Another point brought up under this section is the sharp divorce between the ownership and management of the business. In today’s world where most decisions in the business world is made by the employees rather than the owner themselves, it is crucial that owners of business have in place strategies to ensure these employees make the best ethical decisions which are beneficial to the companies. This is especially true due to vicarious liability as companies have to bear the consequences of decisions made by the employees, no matter right or wrong.

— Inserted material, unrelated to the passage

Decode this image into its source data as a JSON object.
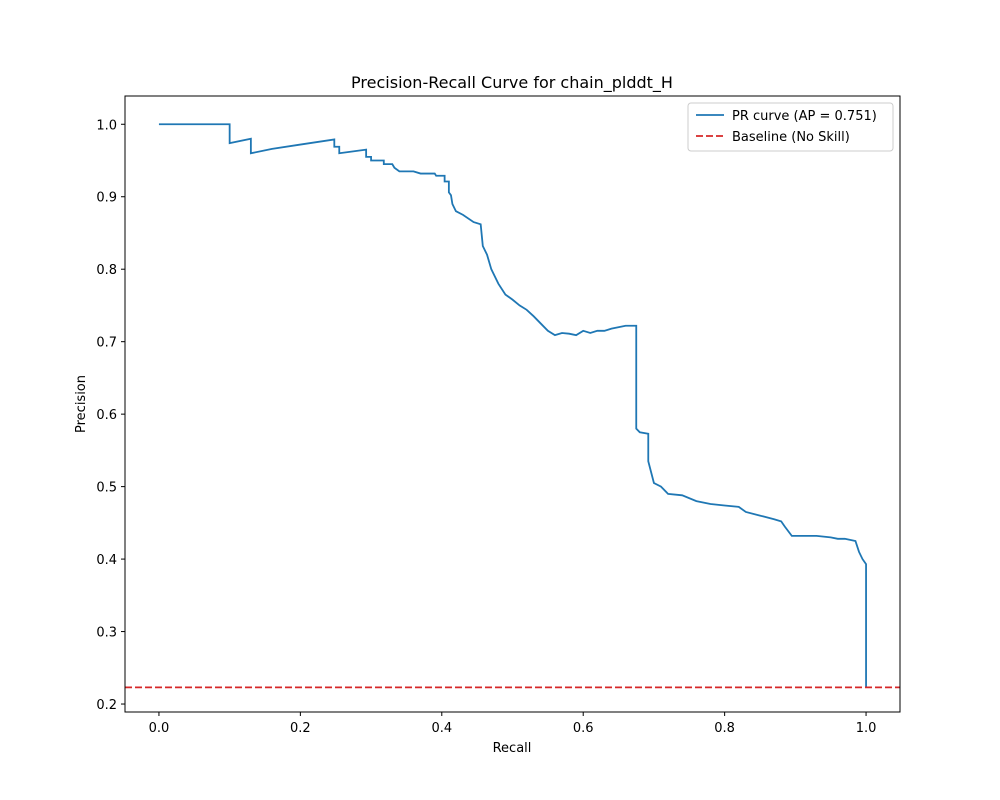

I feel that instead of just using monetary incentives, the best way to ensure employees act in the best interest of the companies would be to follow Kant’s Principle of Humanity and always treat employees as ends instead of means. By doing so, not only will the firm make more ethical decisions when it comes to staff-related decisions such as hiring and promotion, employees themselves will also be more motivated since they now feel that the company gives them more autonomy and takes care of their development as a person. This ensures that employees have a sense of belonging to the corporation and will not solely work based on monetary motivation which is a catalyst for unethical decisions driven by greed.
Perverse Incentives
The third argument presented by Carson is employment terms and compensation schemes can become drivers for unethical acts if not handled appropriately.